Donations won’t keep Alberton school open

Donations of money and labour from Alberton Township won’t be enough to keep their school open, according to trustees at the Rainy River District School Board’s regular monthly meeting here Tuesday night.
Danielle Robinson made an emotional plea outlying the efforts of the township, which pledged to donate $10,000 if the school remained open for at least three years.
She also listed names of local contractors, electricians, and plumbers who volunteered their labour to make the necessary repairs to keep it open.
“These donations are very generous and should not be dismissed,” Robinson said. “I still believe that if we work together on this, each party can achieve their goal . . . ours to keep Alberton school open, and the board’s to renovate J.W. Walker School.
“Please consider what is best for the children,” she said, crying. “They are counting on us to do right by them and I feel we owe them that much.”
Education Director Warren Hoshizaki said the school board would have problems accepting donations of labour from the public due to a clause in the contract of maintenance workers that prevents it from bringing in outside labour.
Murray Quinn, superintendent of plant and maintenance for the board, agreed accepting free labour isn’t as easy as it sounds.
“It has to do with the union,” he told the board. “They have given special permission in the past for parent groups to install playgrounds but when it comes to work they feel is their work, they’re pretty protective.”
“Everything has to be done according to the building code and the requirements of the Ministry of Education,” board chairman Gord McBride said after the meeting.
“You can’t really have a group meet on a Saturday afternoon and start patching up. It’s got to be done officially and with proper supervision,” he stressed.
Robinson also noted a family had contacted her and was speaking with a law firm in Thunder Bay about filing a lawsuit against the board for declining property value if their school closed.
The suggestion of a lawsuit was greeted with hostility after the meeting.
“It gets my back up,” bristled trustee Ron McAlister. “We’re not in the real estate business. We’re not making this decision based on whose property value is going to go up or down.
“We’re basing this decision on what’s best for the kids.”
Perhaps the most heated point of the evening came when Brian Lemay, who moved to Alberton seven months ago, made a presentation before the board asking what the community could do to keep the school open.
“We’ve asked to make a border change, to bring back grades seven and eight, offered free labour and materials, and we’re not getting feedback except thank you for your feedback, we listened,” he said.
“Is there a figure we have to have—$10,000, $12,000, $15,000, what?”
McBride said the board was listening to all suggestions offered, but just as he had explained in a letter to Lemay earlier, it hadn’t changed the reasons behind the school’s closure.
“There’s two reasons—lack of resources from the Ontario government and declining enrolment,” he said. “The letter said fix those two things and it will be saved.”
Several of the trustees commended the commitment of Alberton residents in trying to save their school, but McBride didn’t think their efforts would change the final vote next month.

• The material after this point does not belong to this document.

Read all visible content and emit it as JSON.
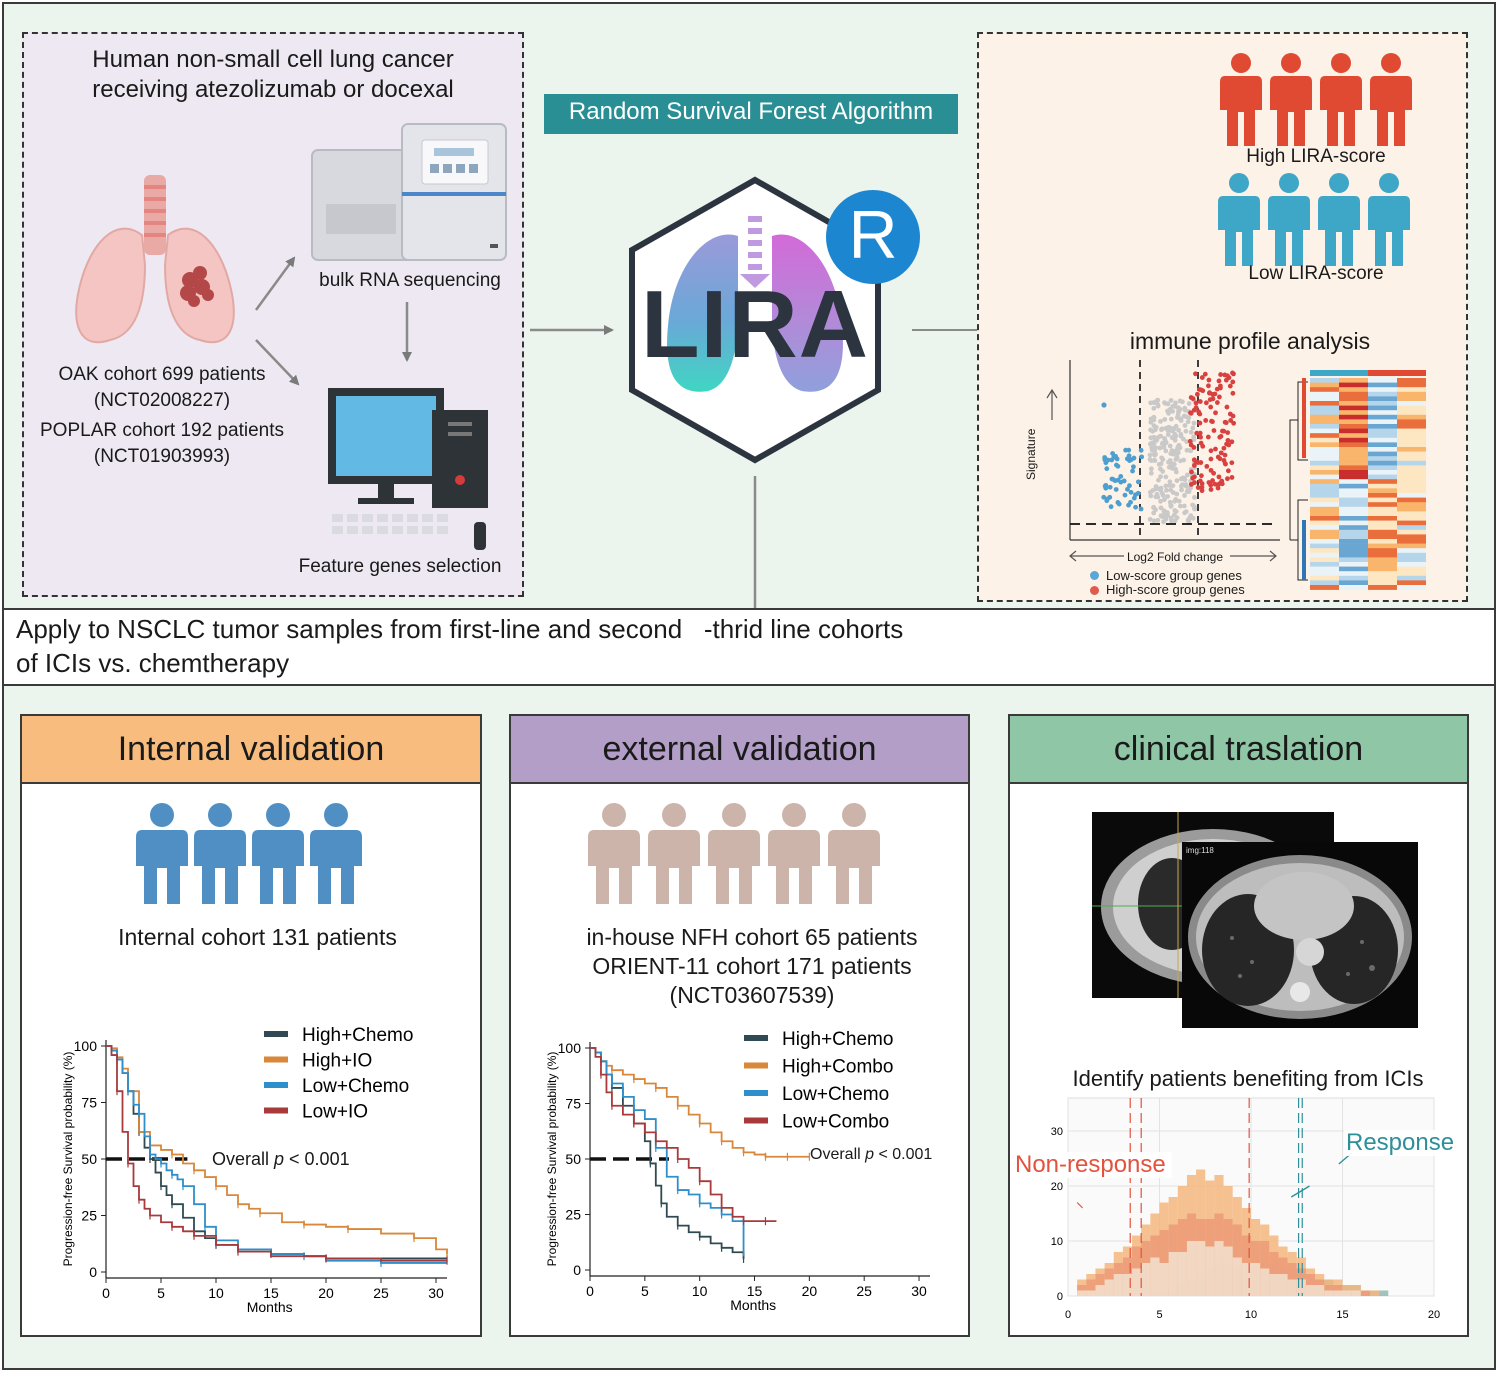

“The trustees that I’ve talked to on an informal basis are still leaning toward their earlier feeling of making those changes on the four schools,” he said, referring to the closure of Alberton Central, Alexander MacKenzie and Sixth Street schools and the renovation of J.W. Walker.
But one trustee did admit he wasn’t quite sure how he’d vote next month.
“I can honestly say I haven’t made my decision,” said Martin Darrah, who is the Alberton rep on the board. “I thought I had, but it is definitely on the change.”
The final decision on the fate of the three schools will be made at the school board’s next regular meeting slated Wednesday, May 1 at Donald Young School in Emo.